Round-1 saw 224 participants making 700+ submissions. We thank you all for your participation. Here are the winners of Round-1 of Multi-Agent Behavior Challenge 2022.
"I used a Bert style encoder, treating handcrafted features as the tokens and performing masked language modelling. Initially, every frame of key points is converted into a large number of handcrafted features representing angles, distances and velocities between body parts within an animal as well as features from each animal to all others. For the flies, I had 2222 features and 456 for the mice (but would use more in the future, especially for the mice) and these features are all normalised.
I’ll refer to the neural network as having a head, body and tail where the head and tail act on the single frame level and the body acts on the sequence level. The head is a two-layer fully connected network that reduces the input features down to the target dimension size (256 or 128). The body does the “language modelling” part - input is 512 partially masked tokens (masked before the head) and output is a sequence of the same shape (batch_size, seq_length, 128 or 256) but now hopefully includes higher-level sequence features. I used huggingface’s perceiver model for this - Perceiver.
The tail is a single linear layer and can be thought of in two parts, original unmasked features reconstruction and predicting any known labels so for example that would be of size 458 for the mice. The loss function I was using was mean square error for reconstructing the features and cross-entropy loss for the (non-nan) labels where the mean square error loss was weighted approximately 10 times more." Stayed tuned for a more in-depth breakdown of his solution.

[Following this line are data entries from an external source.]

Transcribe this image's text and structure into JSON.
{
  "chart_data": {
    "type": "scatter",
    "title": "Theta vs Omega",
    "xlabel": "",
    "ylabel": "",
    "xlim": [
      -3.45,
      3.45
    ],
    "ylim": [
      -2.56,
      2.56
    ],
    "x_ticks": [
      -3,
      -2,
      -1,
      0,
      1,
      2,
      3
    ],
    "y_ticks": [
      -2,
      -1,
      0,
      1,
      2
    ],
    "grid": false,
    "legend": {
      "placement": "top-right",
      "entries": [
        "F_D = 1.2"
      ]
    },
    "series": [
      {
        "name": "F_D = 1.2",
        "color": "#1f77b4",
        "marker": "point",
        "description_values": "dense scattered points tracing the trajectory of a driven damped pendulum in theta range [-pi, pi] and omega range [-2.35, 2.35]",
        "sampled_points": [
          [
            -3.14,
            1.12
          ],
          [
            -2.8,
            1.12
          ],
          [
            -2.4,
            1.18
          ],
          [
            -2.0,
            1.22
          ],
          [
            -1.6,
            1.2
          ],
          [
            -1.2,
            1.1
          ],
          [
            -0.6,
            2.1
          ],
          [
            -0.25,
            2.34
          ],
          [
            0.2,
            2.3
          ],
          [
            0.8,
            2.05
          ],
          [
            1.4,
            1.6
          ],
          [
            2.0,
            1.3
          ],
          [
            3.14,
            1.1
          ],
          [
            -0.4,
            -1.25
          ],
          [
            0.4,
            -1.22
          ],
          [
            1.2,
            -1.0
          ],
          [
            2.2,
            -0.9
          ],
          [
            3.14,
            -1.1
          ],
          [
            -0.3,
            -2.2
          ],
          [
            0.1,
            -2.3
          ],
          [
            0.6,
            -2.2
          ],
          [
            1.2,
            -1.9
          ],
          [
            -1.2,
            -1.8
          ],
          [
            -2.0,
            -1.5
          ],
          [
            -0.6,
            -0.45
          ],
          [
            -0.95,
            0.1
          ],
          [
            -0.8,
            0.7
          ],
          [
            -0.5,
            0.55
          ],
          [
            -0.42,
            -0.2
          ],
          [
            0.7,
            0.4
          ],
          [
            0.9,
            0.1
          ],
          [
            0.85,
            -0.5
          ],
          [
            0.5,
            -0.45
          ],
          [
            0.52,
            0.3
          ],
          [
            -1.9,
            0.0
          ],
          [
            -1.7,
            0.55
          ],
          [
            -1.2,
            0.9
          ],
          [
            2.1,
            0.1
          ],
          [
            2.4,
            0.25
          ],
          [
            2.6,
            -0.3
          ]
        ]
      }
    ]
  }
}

In the new round, you’ll be given two sets of raw overhead videos and tracking data. As in Round 1, we ask you to submit a frame-by-frame representation of the dataset. We hope this video dataset will inspire you to try new ideas and see how much incorporation of information from video improves your ability to represent animal behaviors! Explore the sub-tasks to know more
The end goal remains the same, create a representation that captures behavior and generalizes well in any downstream task.